Movie Man (text only)

by Dan Senn

 

Her family gathered on the patio between the garage and the house. He found a chair near the barbeque and watched as the others talked. Their chairs were turned away -- their necks fixed in a consensus. In this place Stan was the camera they must avoid looking at.

It had been this way for twenty-two years. Early on he learned not to be too playful with the now grown nieces and nephews. It would only encourage vicious, circling attacks accompanied by grins of glitter from couched observers. From this he first learned the peculiar trait of the regularly victimized -- where kindness or openness was seen as a weakness, or as a ploy to use on future victims.

After a few minutes he stood and went up the steps into the kitchen to a chair in the corner behind the table collecting lunch. On this day Stan was dangerously angry. He was volatile. Nothing much could be lost anyways. An outburst would risk little. They had played the homosexual card years ago.
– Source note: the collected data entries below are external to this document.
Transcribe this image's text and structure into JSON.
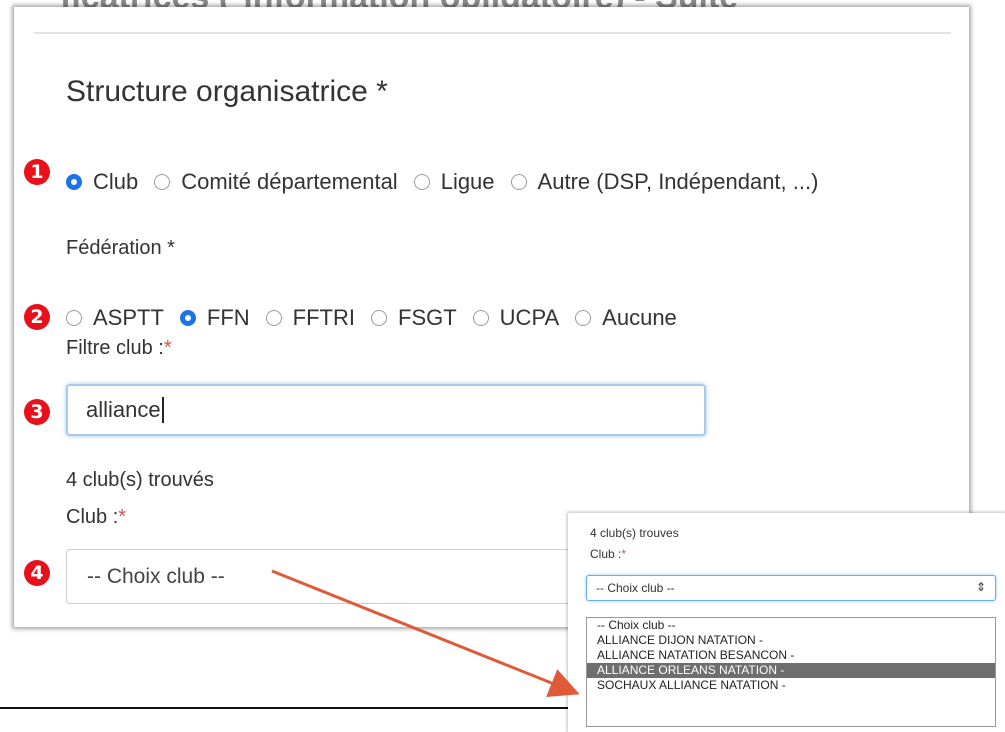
{
  "header_partial": "ficatrices (*information obligatoire) - Suite",
  "section": {
    "title": "Structure organisatrice *",
    "structure_options": [
      "Club",
      "Comité départemental",
      "Ligue",
      "Autre (DSP, Indépendant, ...)"
    ],
    "structure_selected": "Club",
    "federation_label": "Fédération *",
    "federation_options": [
      "ASPTT",
      "FFN",
      "FFTRI",
      "FSGT",
      "UCPA",
      "Aucune"
    ],
    "federation_selected": "FFN",
    "filter_label": "Filtre club :",
    "filter_value": "alliance",
    "found_text": "4 club(s) trouvés",
    "club_label": "Club :",
    "required_mark": "*",
    "club_select_value": "-- Choix club --"
  },
  "markers": [
    "1",
    "2",
    "3",
    "4"
  ],
  "inset": {
    "found_text": "4 club(s) trouves",
    "club_label": "Club :",
    "required_mark": "*",
    "select_value": "-- Choix club --",
    "select_arrows": "⇕",
    "options": [
      "-- Choix club --",
      "ALLIANCE DIJON NATATION -",
      "ALLIANCE NATATION BESANCON -",
      "ALLIANCE ORLEANS NATATION -",
      "SOCHAUX ALLIANCE NATATION -"
    ],
    "highlighted_option": "ALLIANCE ORLEANS NATATION -"
  },
  "colors": {
    "radio_accent": "#1a73e8",
    "marker_red": "#e8101a",
    "arrow": "#e05a3a",
    "highlight_row": "#6e6e6e"
  },
  "icons": {
    "marker": "numbered-red-circle",
    "radio": "radio-button",
    "select_arrows": "select-up-down-arrows",
    "callout_arrow": "annotation-arrow"
  }
}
In Stan's illegal work of this day, he had long ago cultivated a detachment to the snub of little people. Yet with these, he could never adjust. Their incivility cut him now as it had when he was eighteen and would not leave without their daughter. For awhile there he believed that by having children, minds would change. With all hope gone now, his tactics these days was to spread out the humiliations to once a year -- to an infrequency that a daughter with unavoidable feelings could bear.

As he sat there fuming behind the German patato salad, a niece came from outside and leaned up against the refridgerator. Her head was still turned away when his mouth opened and said, "Come sit and talk with me. I promise not to bite you."

Her spirit jumped from her side.
Hysterically.
Then back again.

It was Stacy, a pretty college student to be and twenty-two years his junior. She slinked into the chair next to him and he began by asking some questions. She would be going to the same college her Aunt Marilyn and Uncle Stan had once attended. The dormatories were coed now. Same food service. She would even be studying art and with some of the same professors that had once twisted Stan's mind.

Forgetting the camera now, the new rules attracted her sister to the table. Marilyn joined them and they all talked. Amy was studying to become a doctor. She had fallen in love with books and a noble professor. Her grades were very good. The attachments to this place were becoming weak, week-by-week.

As the screen door opened the sisters glanced nervously out at the patio people, leaping now to camera-conscious stiffness, then back to a shmoosing comfort, they oft times spied him, breaking character -- this strange Uncle Stan man who no one asked about.